Tailor the specifics to the project. Never post a generic "please provide more
information" — always ask for the specific things this repo needs.
Stale close comment template
This issue has had no activity in over 180 days. Closing to keep the backlog
focused — please reopen or comment if it's still relevant and we'll take
another look.
Report template
Save as ISSUE_TRIAGE.md (or in the workspace path). Use:
# Issue Triage — <owner/repo>
**Triaged:** <date>
**Open issues:** <N>
**Stale (>180 days):** <N>
**Likely duplicate clusters:** <N>
## Summary
| Type | Count |
|------|-------|
| bug | |
| feature | |
| question | |
| docs | |
| chore | |
| discussion | |
| unclear | |
| Priority | Count |
|----------|-------|
| critical | |
| high | |
| medium | |
| low | |
| unknown | |
## Top priorities (next to look at)
1. **#<N>** — <title> — <priority> <type>
- Why: <one line>
- Recommended: <action>
2. ...
## Likely duplicate clusters
### Cluster 1 — canonical: #<N>
- **#<N>** <title> (canonical — oldest, most activity)
- #<N> <title> — same <reason>
- #<N> <title> — same <reason>
- Recommended: close duplicates with link to #<N>.
## Needs-info
Issues that can't be acted on without more detail from the author.

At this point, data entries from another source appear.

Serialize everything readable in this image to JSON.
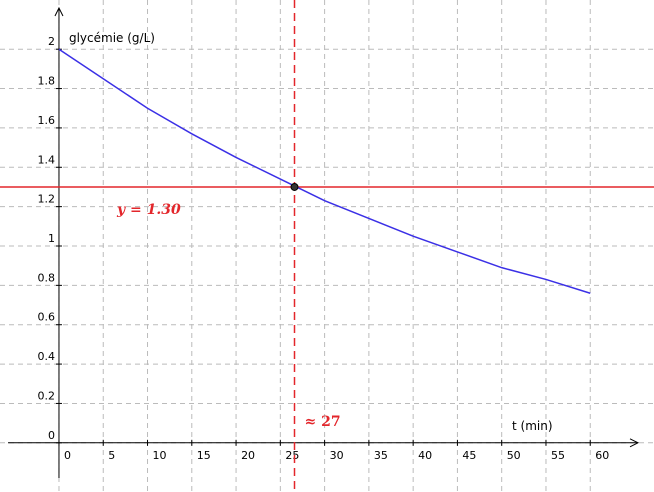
{
  "chart_data": {
    "type": "line",
    "x_label": "t (min)",
    "y_label": "glycémie (g/L)",
    "x": [
      0,
      5,
      10,
      15,
      20,
      25,
      30,
      35,
      40,
      45,
      50,
      55,
      60
    ],
    "series": [
      {
        "color": "#3b30e6",
        "values": [
          2.0,
          1.85,
          1.7,
          1.57,
          1.45,
          1.34,
          1.23,
          1.14,
          1.05,
          0.97,
          0.89,
          0.83,
          0.76
        ]
      }
    ],
    "xlim": [
      -6.66,
      67.2
    ],
    "ylim": [
      -0.25,
      2.25
    ],
    "xticks": [
      0,
      5,
      10,
      15,
      20,
      25,
      30,
      35,
      40,
      45,
      50,
      55,
      60
    ],
    "yticks": [
      0,
      0.2,
      0.4,
      0.6,
      0.8,
      1,
      1.2,
      1.4,
      1.6,
      1.8,
      2
    ],
    "grid": true,
    "threshold": {
      "y": 1.3,
      "label": "y = 1.30",
      "color": "#e3262b"
    },
    "solution": {
      "x": 26.6,
      "label": "≈ 27",
      "color": "#e3262b"
    }
  }
}
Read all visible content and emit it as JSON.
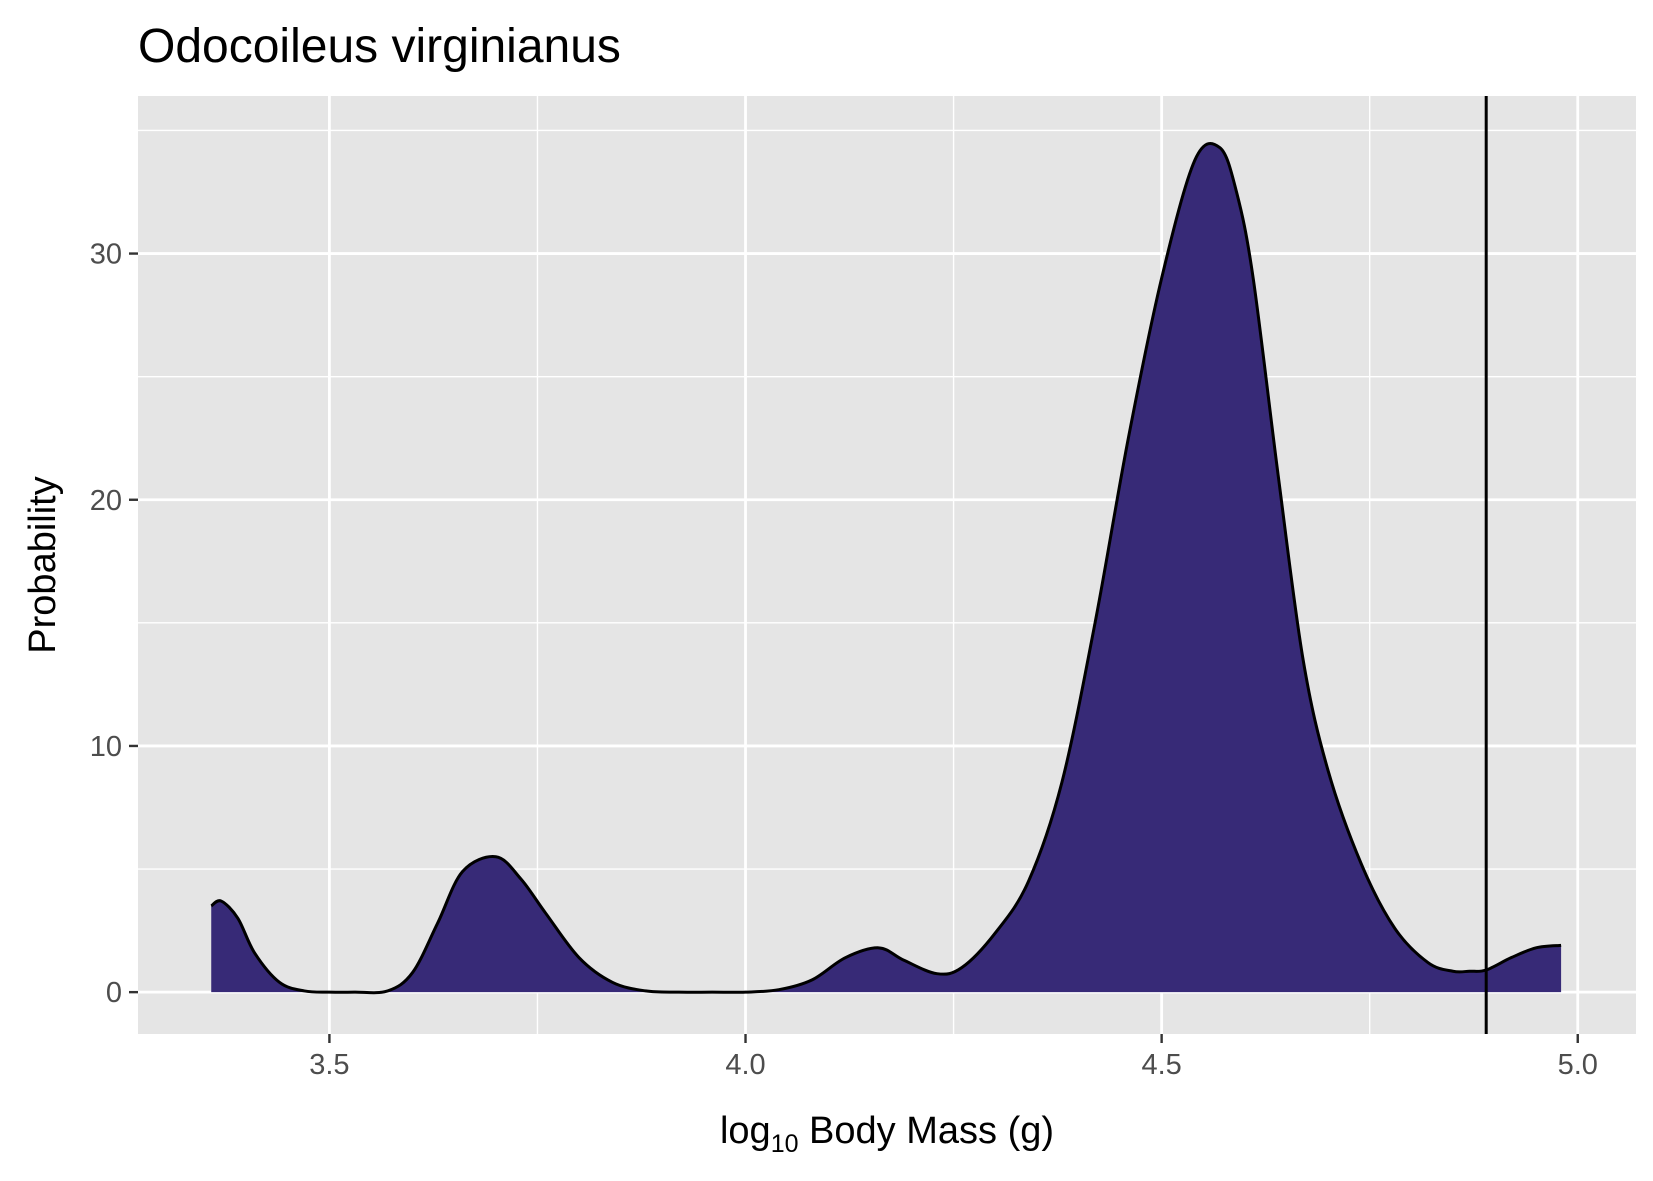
{
  "chart_data": {
    "type": "area",
    "title": "Odocoileus virginianus",
    "xlabel": {
      "prefix": "log",
      "subscript": "10",
      "suffix": " Body Mass (g)"
    },
    "ylabel": "Probability",
    "xlim": [
      3.27,
      5.07
    ],
    "ylim": [
      -1.7,
      36.4
    ],
    "x_ticks": [
      {
        "value": 3.5,
        "label": "3.5"
      },
      {
        "value": 4.0,
        "label": "4.0"
      },
      {
        "value": 4.5,
        "label": "4.5"
      },
      {
        "value": 5.0,
        "label": "5.0"
      }
    ],
    "y_ticks": [
      {
        "value": 0,
        "label": "0"
      },
      {
        "value": 10,
        "label": "10"
      },
      {
        "value": 20,
        "label": "20"
      },
      {
        "value": 30,
        "label": "30"
      }
    ],
    "grid": true,
    "legend": "none",
    "fill_color": "#372A77",
    "line_color": "#000000",
    "vline": 4.89,
    "series": [
      {
        "x": [
          3.358,
          3.37,
          3.39,
          3.41,
          3.44,
          3.47,
          3.5,
          3.53,
          3.57,
          3.6,
          3.63,
          3.66,
          3.7,
          3.73,
          3.76,
          3.8,
          3.84,
          3.88,
          3.92,
          3.96,
          4.0,
          4.04,
          4.08,
          4.12,
          4.16,
          4.19,
          4.23,
          4.26,
          4.3,
          4.34,
          4.38,
          4.42,
          4.46,
          4.5,
          4.54,
          4.57,
          4.59,
          4.61,
          4.64,
          4.67,
          4.7,
          4.74,
          4.78,
          4.82,
          4.85,
          4.87,
          4.89,
          4.92,
          4.95,
          4.98
        ],
        "y": [
          3.5,
          3.7,
          3.0,
          1.6,
          0.4,
          0.05,
          0.0,
          0.0,
          0.05,
          0.8,
          2.8,
          4.9,
          5.5,
          4.6,
          3.2,
          1.4,
          0.4,
          0.05,
          0.0,
          0.0,
          0.0,
          0.1,
          0.5,
          1.4,
          1.8,
          1.3,
          0.75,
          1.0,
          2.4,
          4.5,
          8.5,
          15.0,
          22.5,
          29.0,
          33.8,
          34.3,
          32.5,
          29.0,
          21.0,
          13.5,
          9.0,
          5.2,
          2.6,
          1.2,
          0.85,
          0.85,
          0.9,
          1.4,
          1.8,
          1.9
        ]
      }
    ]
  }
}
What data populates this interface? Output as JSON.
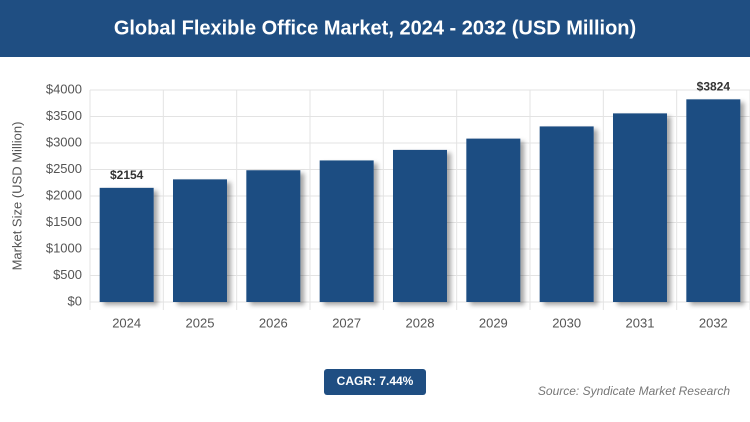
{
  "chart_data": {
    "type": "bar",
    "title": "Global Flexible Office Market, 2024 - 2032 (USD Million)",
    "y_label": "Market Size (USD Million)",
    "categories": [
      "2024",
      "2025",
      "2026",
      "2027",
      "2028",
      "2029",
      "2030",
      "2031",
      "2032"
    ],
    "values": [
      2154,
      2314,
      2486,
      2671,
      2870,
      3083,
      3313,
      3559,
      3824
    ],
    "value_labels": [
      "$2154",
      null,
      null,
      null,
      null,
      null,
      null,
      null,
      "$3824"
    ],
    "color": "#1f4e82",
    "ylim": [
      0,
      4000
    ],
    "yticks": [
      {
        "value": 0,
        "label": "$0"
      },
      {
        "value": 500,
        "label": "$500"
      },
      {
        "value": 1000,
        "label": "$1000"
      },
      {
        "value": 1500,
        "label": "$1500"
      },
      {
        "value": 2000,
        "label": "$2000"
      },
      {
        "value": 2500,
        "label": "$2500"
      },
      {
        "value": 3000,
        "label": "$3000"
      },
      {
        "value": 3500,
        "label": "$3500"
      },
      {
        "value": 4000,
        "label": "$4000"
      }
    ],
    "grid": true,
    "cagr": "CAGR: 7.44%",
    "source": "Source: Syndicate Market Research"
  }
}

- **#<N>** <title> — missing: <what>
- Proposed comment: <draft>
## Stale (>180 days, no activity)
- **#<N>** <title> — last update <date>
- ...
- Recommended: close with stale comment, or label `stale` for a grace period.
## Label recommendations
| Issue | Current labels | Recommended additions |
|-------|----------------|-----------------------|
| #<N> | <labels> | <labels> |
## Full triage table
| # | Title | Type | Priority | Quality | Activity | Suggested labels | Notes |
|---|-------|------|----------|---------|----------|------------------|-------|
| | | | | | | | |
What not to do
- Don't apply any write (label, comment, close) without explicit per-batch
human approval.
- Don't invent labels the repo doesn't have unless the user asks for label
suggestions.
- Don't confidently mark duplicates as confirmed — they're always candidates.
- Don't post generic "please provide more info" comments. Always list the
specific things this project needs.
- Don't close issues just because they're old. Cold + no engagement + resolved
elsewhere is different from cold + still valid.
- Don't dump a 500-row report without a priority queue on top. The point of
triage is surfacing what to do next, not cataloging.
- Don't silently skip issues you couldn't classify — list them under
unclear
so the user knows they weren't processed.